More work on this is needed, but as usual optimization is a double-edged sword. Evennia is written to have a very readable code. Optimization is usually the opposite of readable, so one needs to thread carefully. 

About this dev blog

This is to be my Evennia dev blog, but it will also cover various other musings concerning programming in general and mud designing in particular. Whereas the Evennia mailing list remains the main venue for discussion, I will probably use this blog for announcing features too.

Some background:
Evennia is a Python MUD/MUX/MU* server. More correct is probably to call it a "MUD-building system". The developer codes their entire game using normal Python modules. All development is done with the full power of Python - gritty stuff like database operations and network communication are hidden away behind custom classes that you can treat and modify mostly like any Python primitives.

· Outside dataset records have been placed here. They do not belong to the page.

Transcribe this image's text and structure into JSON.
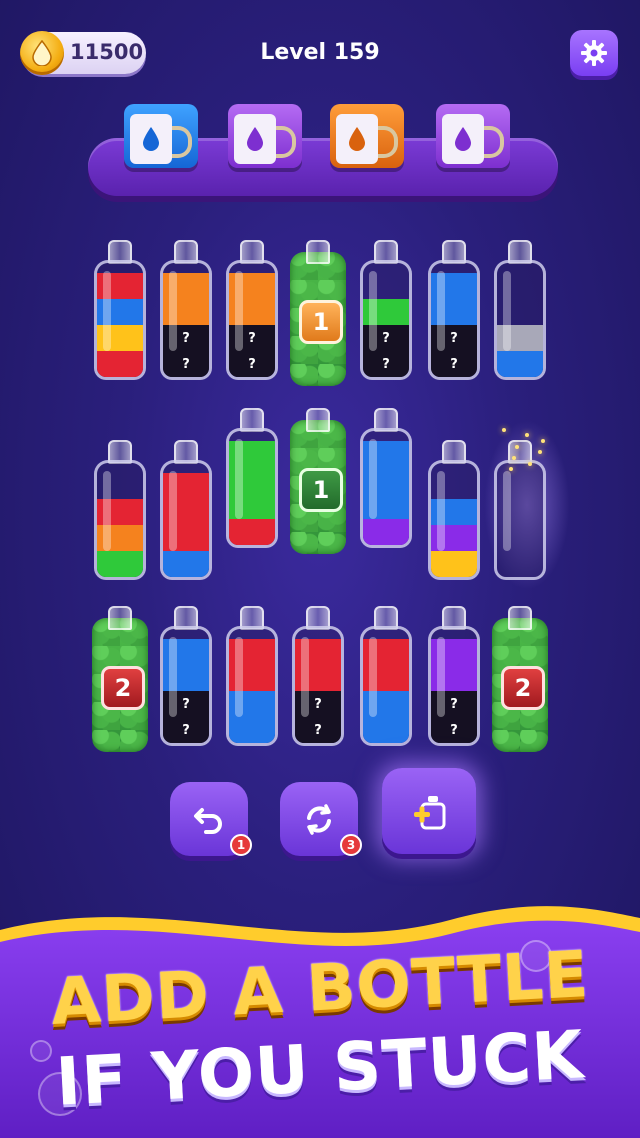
{
  "hud": {
    "coins": "11500",
    "level": "Level 159"
  },
  "colors": {
    "red": "#e42433",
    "orange": "#f5821e",
    "yellow": "#ffc21a",
    "blue": "#2277e9",
    "green": "#2fc93a",
    "purple": "#8a2be8",
    "black": "#151022",
    "grey": "#a8a8b8",
    "empty": "transparent"
  },
  "boxes": [
    {
      "color": "blue",
      "icon": "water-drop-icon"
    },
    {
      "color": "purple",
      "icon": "water-drop-icon"
    },
    {
      "color": "orange",
      "icon": "water-drop-icon"
    },
    {
      "color": "purple",
      "icon": "water-drop-icon"
    }
  ],
  "rows": [
    [
      {
        "type": "bottle",
        "segments": [
          [
            "red",
            null
          ],
          [
            "yellow",
            null
          ],
          [
            "blue",
            null
          ],
          [
            "red",
            null
          ]
        ]
      },
      {
        "type": "bottle",
        "segments": [
          [
            "black",
            "?"
          ],
          [
            "black",
            "?"
          ],
          [
            "orange",
            null
          ],
          [
            "orange",
            null
          ]
        ]
      },
      {
        "type": "bottle",
        "segments": [
          [
            "black",
            "?"
          ],
          [
            "black",
            "?"
          ],
          [
            "orange",
            null
          ],
          [
            "orange",
            null
          ]
        ]
      },
      {
        "type": "locked",
        "tag": "1",
        "tagColor": "orange"
      },
      {
        "type": "bottle",
        "segments": [
          [
            "black",
            "?"
          ],
          [
            "black",
            "?"
          ],
          [
            "green",
            null
          ]
        ]
      },
      {
        "type": "bottle",
        "segments": [
          [
            "black",
            "?"
          ],
          [
            "black",
            "?"
          ],
          [
            "blue",
            null
          ],
          [
            "blue",
            null
          ]
        ]
      },
      {
        "type": "bottle",
        "segments": [
          [
            "blue",
            null
          ],
          [
            "grey",
            null
          ]
        ]
      }
    ],
    [
      {
        "type": "bottle",
        "segments": [
          [
            "green",
            null
          ],
          [
            "orange",
            null
          ],
          [
            "red",
            null
          ]
        ]
      },
      {
        "type": "bottle",
        "segments": [
          [
            "blue",
            null
          ],
          [
            "red",
            null
          ],
          [
            "red",
            null
          ],
          [
            "red",
            null
          ]
        ]
      },
      {
        "type": "bottle",
        "segments": [
          [
            "red",
            null
          ],
          [
            "green",
            null
          ],
          [
            "green",
            null
          ],
          [
            "green",
            null
          ]
        ]
      },
      {
        "type": "locked",
        "tag": "1",
        "tagColor": "green"
      },
      {
        "type": "bottle",
        "segments": [
          [
            "purple",
            null
          ],
          [
            "blue",
            null
          ],
          [
            "blue",
            null
          ],
          [
            "blue",
            null
          ]
        ]
      },
      {
        "type": "bottle",
        "segments": [
          [
            "yellow",
            null
          ],
          [
            "purple",
            null
          ],
          [
            "blue",
            null
          ]
        ]
      },
      {
        "type": "bottle",
        "segments": [],
        "sparkle": true
      }
    ],
    [
      {
        "type": "locked",
        "tag": "2",
        "tagColor": "red"
      },
      {
        "type": "bottle",
        "segments": [
          [
            "black",
            "?"
          ],
          [
            "black",
            "?"
          ],
          [
            "blue",
            null
          ],
          [
            "blue",
            null
          ]
        ]
      },
      {
        "type": "bottle",
        "segments": [
          [
            "blue",
            null
          ],
          [
            "blue",
            null
          ],
          [
            "red",
            null
          ],
          [
            "red",
            null
          ]
        ]
      },
      {
        "type": "bottle",
        "segments": [
          [
            "black",
            "?"
          ],
          [
            "black",
            "?"
          ],
          [
            "red",
            null
          ],
          [
            "red",
            null
          ]
        ]
      },
      {
        "type": "bottle",
        "segments": [
          [
            "blue",
            null
          ],
          [
            "blue",
            null
          ],
          [
            "red",
            null
          ],
          [
            "red",
            null
          ]
        ]
      },
      {
        "type": "bottle",
        "segments": [
          [
            "black",
            "?"
          ],
          [
            "black",
            "?"
          ],
          [
            "purple",
            null
          ],
          [
            "purple",
            null
          ]
        ]
      },
      {
        "type": "locked",
        "tag": "2",
        "tagColor": "red"
      }
    ]
  ],
  "tools": [
    {
      "name": "undo-button",
      "icon": "undo-icon",
      "count": "1"
    },
    {
      "name": "shuffle-button",
      "icon": "shuffle-icon",
      "count": "3"
    },
    {
      "name": "add-bottle-button",
      "icon": "add-bottle-icon",
      "count": ""
    }
  ],
  "banner": {
    "line1": "ADD A BOTTLE",
    "line2": "IF YOU STUCK"
  }
}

Since the server is based on the Twisted and Django technologies we can offer many modern features out of the box. Evennia is for example its own web server and comes with both its own website and an "comet"-style browser mud client. But before this turns into even more of a sales pitch, I'll just just direct you to the evennia website if you want to know more. :)

I, Griatch, took over the development of Evennia from the original author, Greg Taylor, in 2010.